David Cronenberg had not read any of J. G. Ballard's works and first heard of the novel Crash in the 1980s from a critic that stated that he should adapt it into a film. Jeremy Thomas, who later produced Naked Lunch, spoke to Cronenberg about the book and that he should read it. Cronenberg was only able to read half of the book as he found it disturbing and said he could not make it into a film. However, he later finished the book and re-read it stating "it was obviously an extraordinary book" although "it's not a likeable book".[6] Cronenberg stated that his agent at Creative Artists Agency told him the film would end his career.[7]
Cronenberg wrote the script without having read any of Ballard's works except Crash and some interviews. Cronenberg's script was mostly faithful to the book, but the ending scene was created by him and he removed some scenes from the book during filming.[8] Attempts were made to add a voice-over in the film, but Cronenberg rejected it later stating "I mean, do you want someone to read from the novel?" and that "he somehow felt that you could explain the movie so people would get it".[9] The location was changed from London in the book to Toronto in the film.[10]
The shooting script for the film was purposely kept short at 77 pages due to budgetary constraints and Cronenberg wanting to "shoot slow, with a lot of attention to detail" and to "focus microscopically" on the shorter script. Cronenberg wanted to do a smaller-budgeted film compared to his recent films. The reduced budget forced Howard Shore to compose the film in Toronto, rather than London, for the first time since Videodrome.[11] Cronenberg was concerned that Peter Suschitzky would be unable to perform the cinematography for the film due to his commitments to Mars Attacks!.[12]
The film was an international co-production between the British company Recorded Picture Company, and Canadian companies Alliance Communications Corporation, The Movie Network, and Telefilm Canada.[14]
For Cronenberg, technology, including the production of automobiles, is the product of the human mind and a kind of natural extension of the human body.[15] He revisits his favorite subject, how modern technology affects people and their sex life, in Crash.[16] He noted that a moment has come in the history of mankind when sex-free artificial reproduction of the species became available: "We could literally put a moratorium on sex for 100 years and we still would not extinguish the human race." The director wonders what the place of sex is in these new conditions.[15]

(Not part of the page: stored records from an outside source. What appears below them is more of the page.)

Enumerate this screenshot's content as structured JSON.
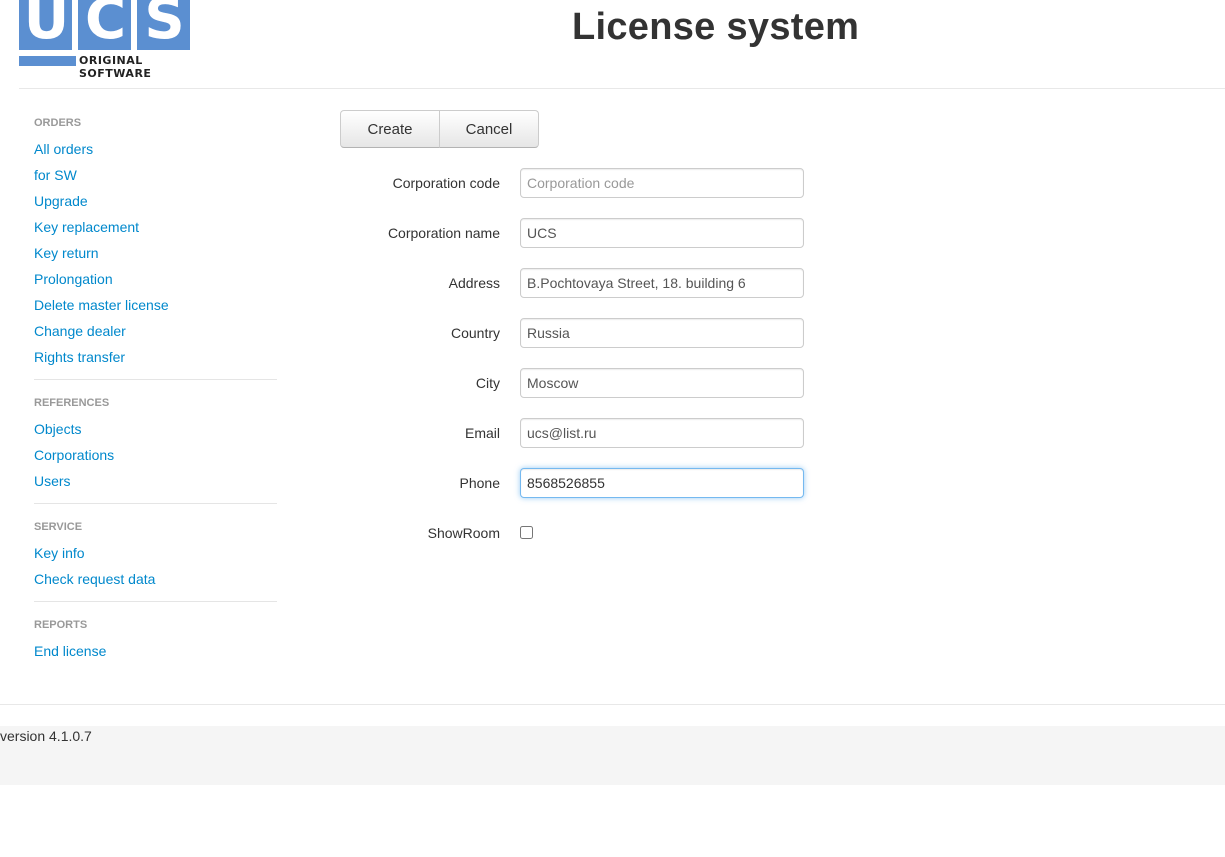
{
  "header": {
    "logo_text": "UCS",
    "logo_letters": [
      "U",
      "C",
      "S"
    ],
    "logo_tagline": "ORIGINAL SOFTWARE",
    "title": "License system",
    "brand_color": "#5b8fd1"
  },
  "sidebar": {
    "sections": [
      {
        "header": "ORDERS",
        "items": [
          "All orders",
          "for SW",
          "Upgrade",
          "Key replacement",
          "Key return",
          "Prolongation",
          "Delete master license",
          "Change dealer",
          "Rights transfer"
        ]
      },
      {
        "header": "REFERENCES",
        "items": [
          "Objects",
          "Corporations",
          "Users"
        ]
      },
      {
        "header": "SERVICE",
        "items": [
          "Key info",
          "Check request data"
        ]
      },
      {
        "header": "REPORTS",
        "items": [
          "End license"
        ]
      }
    ],
    "link_color": "#0088cc"
  },
  "toolbar": {
    "create_label": "Create",
    "cancel_label": "Cancel"
  },
  "form": {
    "corporation_code": {
      "label": "Corporation code",
      "value": "",
      "placeholder": "Corporation code"
    },
    "corporation_name": {
      "label": "Corporation name",
      "value": "UCS"
    },
    "address": {
      "label": "Address",
      "value": "B.Pochtovaya Street, 18. building 6"
    },
    "country": {
      "label": "Country",
      "value": "Russia"
    },
    "city": {
      "label": "City",
      "value": "Moscow"
    },
    "email": {
      "label": "Email",
      "value": "ucs@list.ru"
    },
    "phone": {
      "label": "Phone",
      "value": "8568526855"
    },
    "showroom": {
      "label": "ShowRoom",
      "checked": false
    }
  },
  "footer": {
    "version": "version 4.1.0.7"
  }
}
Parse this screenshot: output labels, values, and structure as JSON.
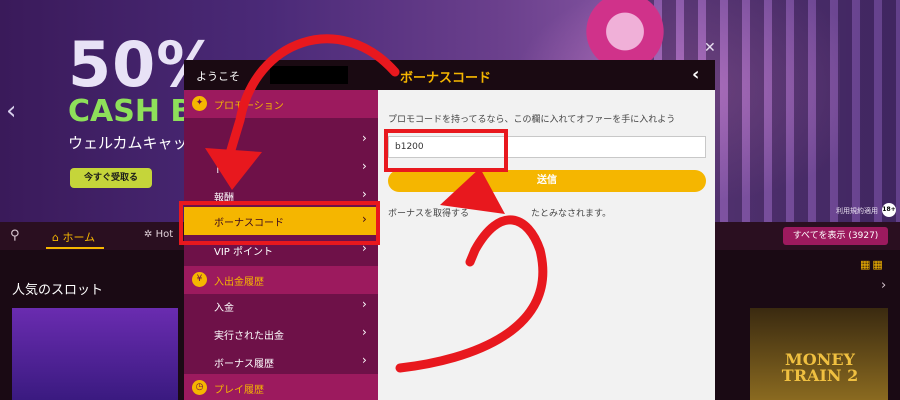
{
  "banner": {
    "headline": "50%",
    "cash": "CASH B",
    "subtitle": "ウェルカムキャッ",
    "cta": "今すぐ受取る",
    "rules": "利用規約適用",
    "age": "18+"
  },
  "navbar": {
    "home": "ホーム",
    "hot": "Hot",
    "view_all": "すべてを表示 (3927)"
  },
  "section_title": "人気のスロット",
  "game_right_title": "MONEY TRAIN 2",
  "modal": {
    "welcome": "ようこそ",
    "title": "ボーナスコード",
    "sidebar": [
      {
        "label": "プロモーション",
        "type": "section"
      },
      {
        "label": "",
        "type": "item"
      },
      {
        "label": "トー",
        "type": "item"
      },
      {
        "label": "報酬",
        "type": "item"
      },
      {
        "label": "ボーナスコード",
        "type": "item",
        "active": true
      },
      {
        "label": "VIP ポイント",
        "type": "item"
      },
      {
        "label": "入出金履歴",
        "type": "section"
      },
      {
        "label": "入金",
        "type": "item"
      },
      {
        "label": "実行された出金",
        "type": "item"
      },
      {
        "label": "ボーナス履歴",
        "type": "item"
      },
      {
        "label": "プレイ履歴",
        "type": "section"
      }
    ],
    "hint": "プロモコードを持ってるなら、この欄に入れてオファーを手に入れよう",
    "input_value": "b1200",
    "submit": "送信",
    "note": "ボーナスを取得する",
    "note_tail": "たとみなされます。"
  },
  "colors": {
    "accent": "#f5b600",
    "sidebar": "#6e1148",
    "annotation": "#e8181e"
  }
}
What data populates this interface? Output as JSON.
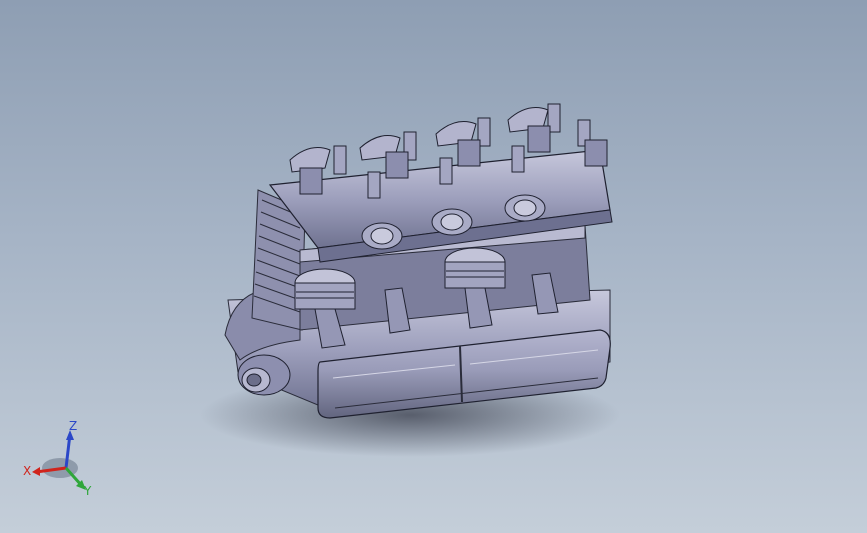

The novel depicts the world of mankind so alienated and jaded that communication and emotions are possible only through traumatic experiences, such as a car accident.[17] In the fantasy, semi-abstract world of Ballard and Cronenberg, the vectors of thanatos and eros coincide in a single act of intercourse through man-made technology. Jonathan Rosenbaum notes that in the film, human skin is likened to the glitzy, fetishized surface of cars; the camera slides seamlessly from one to the other.[18] The "chosen ones", a secret society that reads like a fight club in Palahniuk's novel, perceive vehicles and accidents as a fetish.[19]
At the Cannes Film Festival, a screening provoked boos and angry bolts by upset viewers.[24] In a 2020 interview, Cronenberg stated that he believed Francis Ford Coppola, the jury president at the 1996 Cannes Film Festival, was so vehemently opposed to Crash that other jury members in favor of the film banded together to present Cronenberg with a rare Special Jury Prize.[25] So great was Coppola's distaste for the film that, according to Cronenberg, Coppola refused to personally present the award to the director.[25]
The controversial subject matter prompted The Daily Mail and The Evening Standard to orchestrate an aggressive campaign to ban Crash in the United Kingdom. In response to this outcry, the British Board of Film Classification (BBFC) inquired with a Queen's Counsel and a psychologist, none of whom found any justification to ban it, and 11 disabled people, who saw no offense with its portrayal of the physically challenged. Seeing no evidence for a ban, Crash was passed by the BBFC uncut with an 18 rating in March 1997.[26]